Hot Jobs in Dallas: Physician Assistant, Business Analyst, Project Manager
Houston also had a strong month in hiring demand, with the caveat that these numbers predate the storms that wracked the region over the last week and a half; the employment fallout from the damaging floods is still to be felt.
Hot Jobs in Houston: Electrical Engineer, Physician Assistant, Class A Driver
Chicagoland continues to rank near the top of our hot cities list, as the city continues to benefit from job growth as evidenced 14 consecutive months of a falling unemployment rate.
Hot Jobs in Chicago: Account Executive, Physician Assistant, Pharmacy Technician
L.A. ‘s strong streak of hiring continues, with hospitality and business services leading the way. The big news here, of course, is the increased minimum wage, which will be phased in over the next five years. How that will affect hiring has been the subject of some debate, so we’ll follow that story closely in upcoming jobs reports.
Hot Jobs in L.A.: Registered Nurse, Mechanical Engineer, Pharmaceutical Sales
This hub of higher learning and high-tech jobs had good month in May, despite some local teeth-gnashing over the lack of breakout local startups. Whether or not the next Uber is being hatched over pints somewhere in the North End, Boston is still creating plenty of jobs.
Hot Jobs in Boston: Senior Software Engineer, Licensed Nurse Practitioner, Technical Lead
The Motor City lands in the top ten hottest cities this month by staying true to its legacy as a builder of things: engineering jobs lead the way as Detroit’s economy begins to revive, at least on the wider regional level. City unemployment is still near a mind-boggling 25%.
Hot Jobs in Detroit: Quality Engineer, Controls Engineer, Production Supervisor
Though Denver-area oil concerns have been cutting jobs amidst falling gas prices, hiring demand stayed at healthy levels last month, as a construction boom keeps the economy chugging along.
Hot Jobs in Denver: Controls Engineer, Data Warehouse Engineer, Home Health Aide
Yep, San Francisco is still a jobs engine, and the latest stat to drive this point home is this: the number of Bay Area jobs grew 25% from 1990 to 2014, a rate which has outpaced it’s prodigious population growth.
Hot Jobs in San Francisco: Nurse Practitioner, Account Manager, Registered Nurse
Once the thriving heart of the New South, Atlanta’s position as Sunbelt jobs engine has been usurped by cities like Houston and Dallas. All is not lost in the Big Peach, though, as it’s still creating good jobs and is ranked high on competiveness surveys.
Hot Jobs in Atlanta: Pediatrician, Business Analyst, Maintenance Technician
Say what you want about Texas, but it’s indisputably spinning up new jobs at an almost indecent rate.
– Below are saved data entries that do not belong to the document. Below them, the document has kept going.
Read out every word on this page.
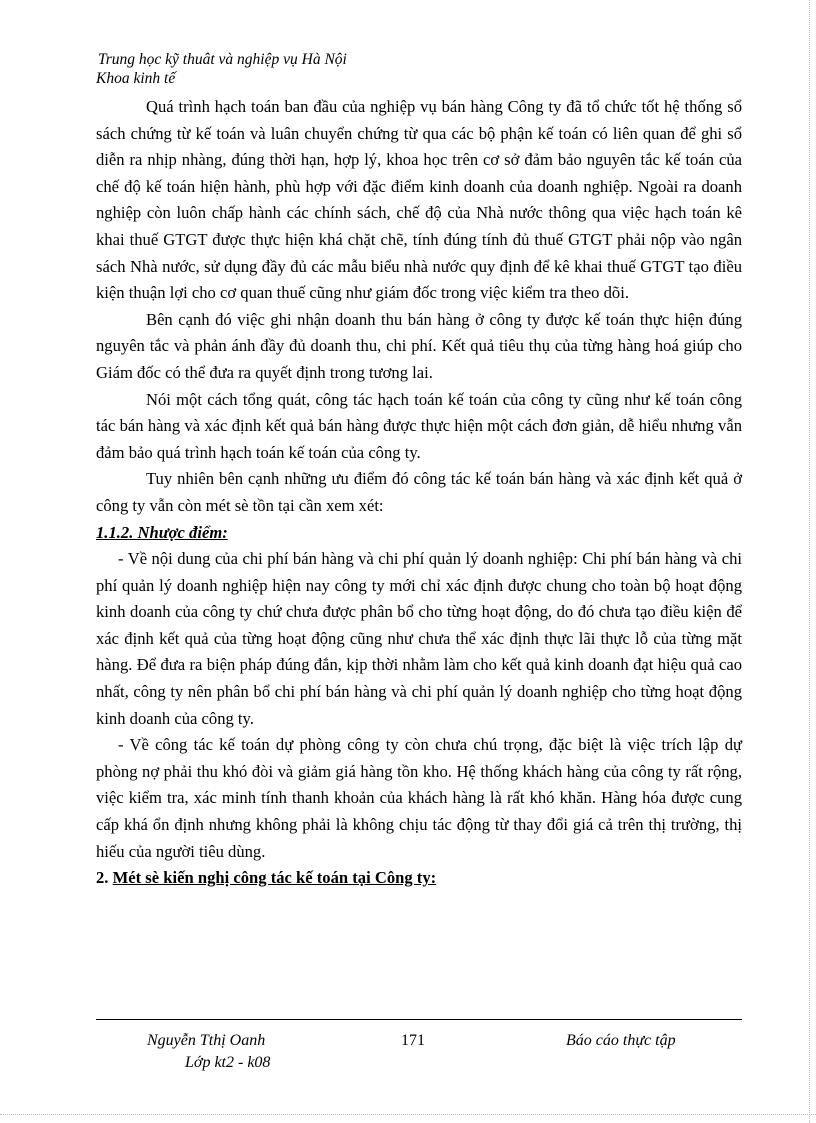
Trung học kỹ thuât và nghiệp vụ Hà Nội
Khoa kinh tế

Quá trình hạch toán ban đầu của nghiệp vụ bán hàng Công ty đã tổ chức tốt hệ thống sổ sách chứng từ kế toán và luân chuyển chứng từ qua các bộ phận kế toán có liên quan để ghi sổ diễn ra nhịp nhàng, đúng thời hạn, hợp lý, khoa học trên cơ sở đảm bảo nguyên tắc kế toán của chế độ kế toán hiện hành, phù hợp với đặc điểm kinh doanh của doanh nghiệp. Ngoài ra doanh nghiệp còn luôn chấp hành các chính sách, chế độ của Nhà nước thông qua việc hạch toán kê khai thuế GTGT được thực hiện khá chặt chẽ, tính đúng tính đủ thuế GTGT phải nộp vào ngân sách Nhà nước, sử dụng đầy đủ các mẫu biểu nhà nước quy định để kê khai thuế GTGT tạo điều kiện thuận lợi cho cơ quan thuế cũng như giám đốc trong việc kiểm tra theo dõi.

Bên cạnh đó việc ghi nhận doanh thu bán hàng ở công ty được kế toán thực hiện đúng nguyên tắc và phản ánh đầy đủ doanh thu, chi phí. Kết quả tiêu thụ của từng hàng hoá giúp cho Giám đốc có thể đưa ra quyết định trong tương lai.

Nói một cách tổng quát, công tác hạch toán kế toán của công ty cũng như kế toán công tác bán hàng và xác định kết quả bán hàng được thực hiện một cách đơn giản, dễ hiểu nhưng vẫn đảm bảo quá trình hạch toán kế toán của công ty.

Tuy nhiên bên cạnh những ưu điểm đó công tác kế toán bán hàng và xác định kết quả ở công ty vẫn còn mét sè tồn tại cần xem xét:

1.1.2. Nhược điểm:

- Về nội dung của chi phí bán hàng và chi phí quản lý doanh nghiệp: Chi phí bán hàng và chi phí quản lý doanh nghiệp hiện nay công ty mới chỉ xác định được chung cho toàn bộ hoạt động kinh doanh của công ty chứ chưa được phân bổ cho từng hoạt động, do đó chưa tạo điều kiện để xác định kết quả của từng hoạt động cũng như chưa thể xác định thực lãi thực lỗ của từng mặt hàng. Để đưa ra biện pháp đúng đắn, kịp thời nhằm làm cho kết quả kinh doanh đạt hiệu quả cao nhất, công ty nên phân bổ chi phí bán hàng và chi phí quản lý doanh nghiệp cho từng hoạt động kinh doanh của công ty.

- Về công tác kế toán dự phòng công ty còn chưa chú trọng, đặc biệt là việc trích lập dự phòng nợ phải thu khó đòi và giảm giá hàng tồn kho. Hệ thống khách hàng của công ty rất rộng, việc kiểm tra, xác minh tính thanh khoản của khách hàng là rất khó khăn. Hàng hóa được cung cấp khá ổn định nhưng không phải là không chịu tác động từ thay đổi giá cả trên thị trường, thị hiếu của người tiêu dùng.

2. Mét sè kiến nghị công tác kế toán tại Công ty:

Nguyễn Tthị Oanh
Lớp kt2 - k08
171	Báo cáo thực tập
San Antonio joins Dallas and Houston in bucking statewide declines in construction and manufacturing to make the top ten.
Hot Jobs in San Antonio: Insurance Sales, Customer Service Rep, Diesel Mechanic
The ZipRecruiter National Jobs Report measures current and leading edge demand for employees across fourteen key industries by measuring relative month over month percent changes using the following benchmarks:
- Current Active Jobs – Our representative sample of millions of job postings provides an overview of existing demand for new employees (as opposed to hiring numbers), which provides a snapshot of the previous month’s hiring.
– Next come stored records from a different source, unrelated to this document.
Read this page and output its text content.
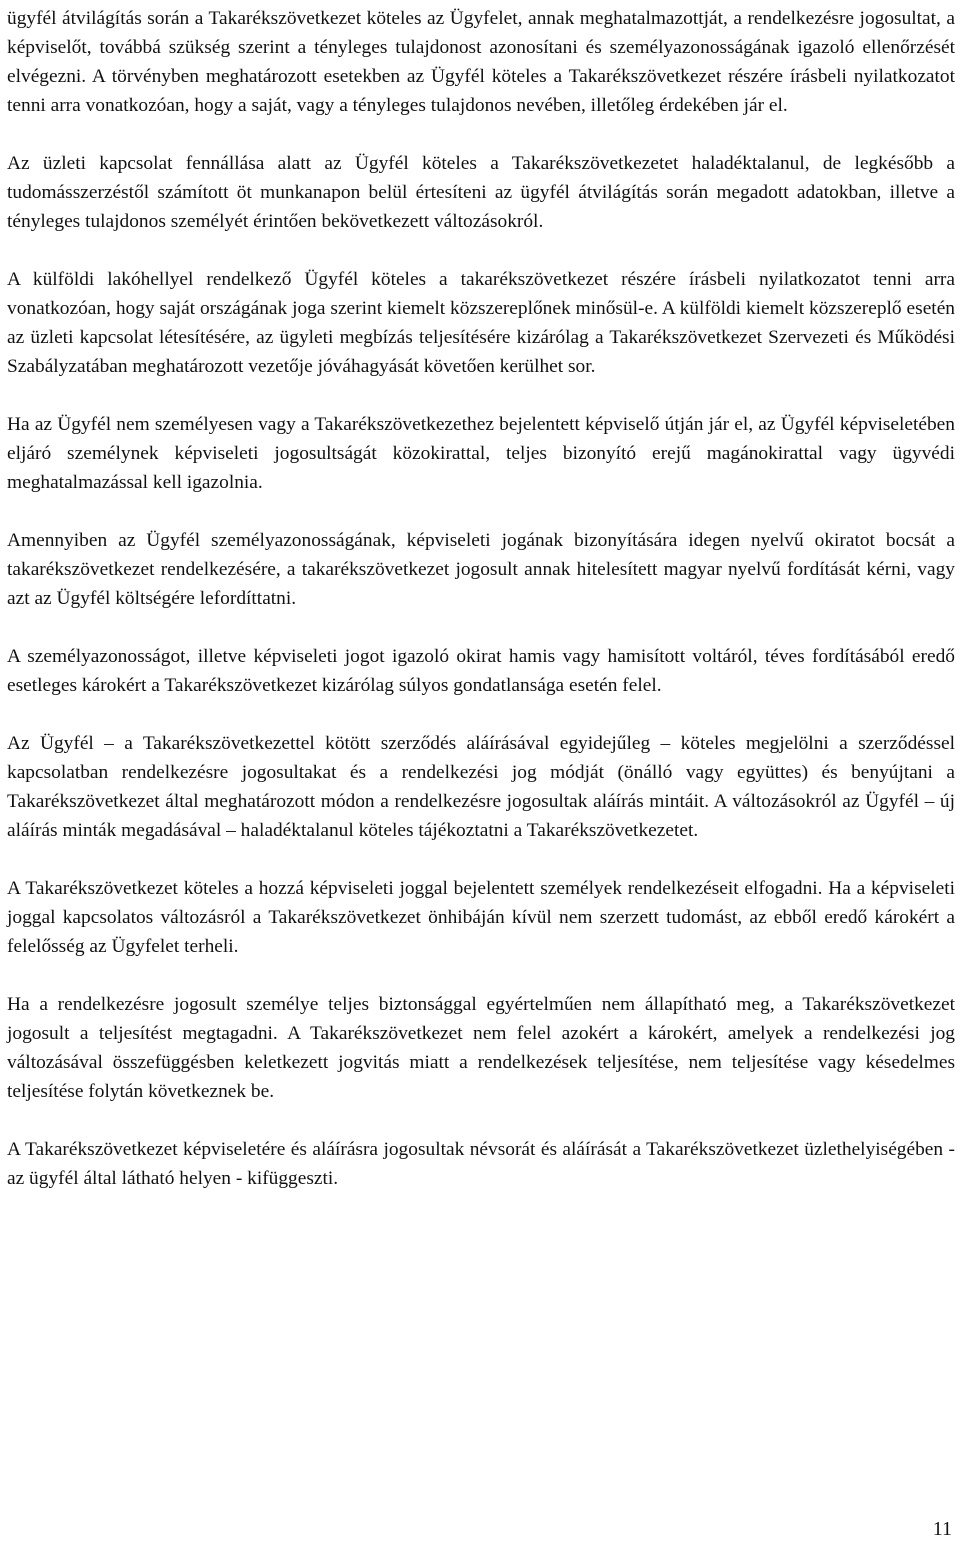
ügyfél átvilágítás során a Takarékszövetkezet köteles az Ügyfelet, annak meghatalmazottját, a rendelkezésre jogosultat, a képviselőt, továbbá szükség szerint a tényleges tulajdonost azonosítani és személyazonosságának igazoló ellenőrzését elvégezni. A törvényben meghatározott esetekben az Ügyfél köteles a Takarékszövetkezet részére írásbeli nyilatkozatot tenni arra vonatkozóan, hogy a saját, vagy a tényleges tulajdonos nevében, illetőleg érdekében jár el.

Az üzleti kapcsolat fennállása alatt az Ügyfél köteles a Takarékszövetkezetet haladéktalanul, de legkésőbb a tudomásszerzéstől számított öt munkanapon belül értesíteni az ügyfél átvilágítás során megadott adatokban, illetve a tényleges tulajdonos személyét érintően bekövetkezett változásokról.

A külföldi lakóhellyel rendelkező Ügyfél köteles a takarékszövetkezet részére írásbeli nyilatkozatot tenni arra vonatkozóan, hogy saját országának joga szerint kiemelt közszereplőnek minősül-e. A külföldi kiemelt közszereplő esetén az üzleti kapcsolat létesítésére, az ügyleti megbízás teljesítésére kizárólag a Takarékszövetkezet Szervezeti és Működési Szabályzatában meghatározott vezetője jóváhagyását követően kerülhet sor.

Ha az Ügyfél nem személyesen vagy a Takarékszövetkezethez bejelentett képviselő útján jár el, az Ügyfél képviseletében eljáró személynek képviseleti jogosultságát közokirattal, teljes bizonyító erejű magánokirattal vagy ügyvédi meghatalmazással kell igazolnia.

Amennyiben az Ügyfél személyazonosságának, képviseleti jogának bizonyítására idegen nyelvű okiratot bocsát a takarékszövetkezet rendelkezésére, a takarékszövetkezet jogosult annak hitelesített magyar nyelvű fordítását kérni, vagy azt az Ügyfél költségére lefordíttatni.

A személyazonosságot, illetve képviseleti jogot igazoló okirat hamis vagy hamisított voltáról, téves fordításából eredő esetleges károkért a Takarékszövetkezet kizárólag súlyos gondatlansága esetén felel.

Az Ügyfél – a Takarékszövetkezettel kötött szerződés aláírásával egyidejűleg – köteles megjelölni a szerződéssel kapcsolatban rendelkezésre jogosultakat és a rendelkezési jog módját (önálló vagy együttes) és benyújtani a Takarékszövetkezet által meghatározott módon a rendelkezésre jogosultak aláírás mintáit. A változásokról az Ügyfél – új aláírás minták megadásával – haladéktalanul köteles tájékoztatni a Takarékszövetkezetet.

A Takarékszövetkezet köteles a hozzá képviseleti joggal bejelentett személyek rendelkezéseit elfogadni. Ha a képviseleti joggal kapcsolatos változásról a Takarékszövetkezet önhibáján kívül nem szerzett tudomást, az ebből eredő károkért a felelősség az Ügyfelet terheli.

Ha a rendelkezésre jogosult személye teljes biztonsággal egyértelműen nem állapítható meg, a Takarékszövetkezet jogosult a teljesítést megtagadni. A Takarékszövetkezet nem felel azokért a károkért, amelyek a rendelkezési jog változásával összefüggésben keletkezett jogvitás miatt a rendelkezések teljesítése, nem teljesítése vagy késedelmes teljesítése folytán következnek be.

A Takarékszövetkezet képviseletére és aláírásra jogosultak névsorát és aláírását a Takarékszövetkezet üzlethelyiségében - az ügyfél által látható helyen - kifüggeszti.

11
- New Jobs – Our representative sample of new job postings in January provides insight into current and upcoming demand, next month’s hiring numbers, and a predictive look at the demand curve for new employees across twenty-one industries.
- Employer Demand by Metro – We have further broken down these numbers to provide insight into current and upcoming demand for new employees across metropolitan areas nationwide.
- Key Indexed Industries are: Accommodation and Food Services, Business Support Services, Construction, Educational Services, Employment Services, Financial Activities, Health Care, Insurance Carriers and Related Activities, Management of Companies and Enterprises, Manufacturing, Motor Vehicle and Parts Dealers, Repair and Maintenance, Retail Trade, Warehousing and Storage.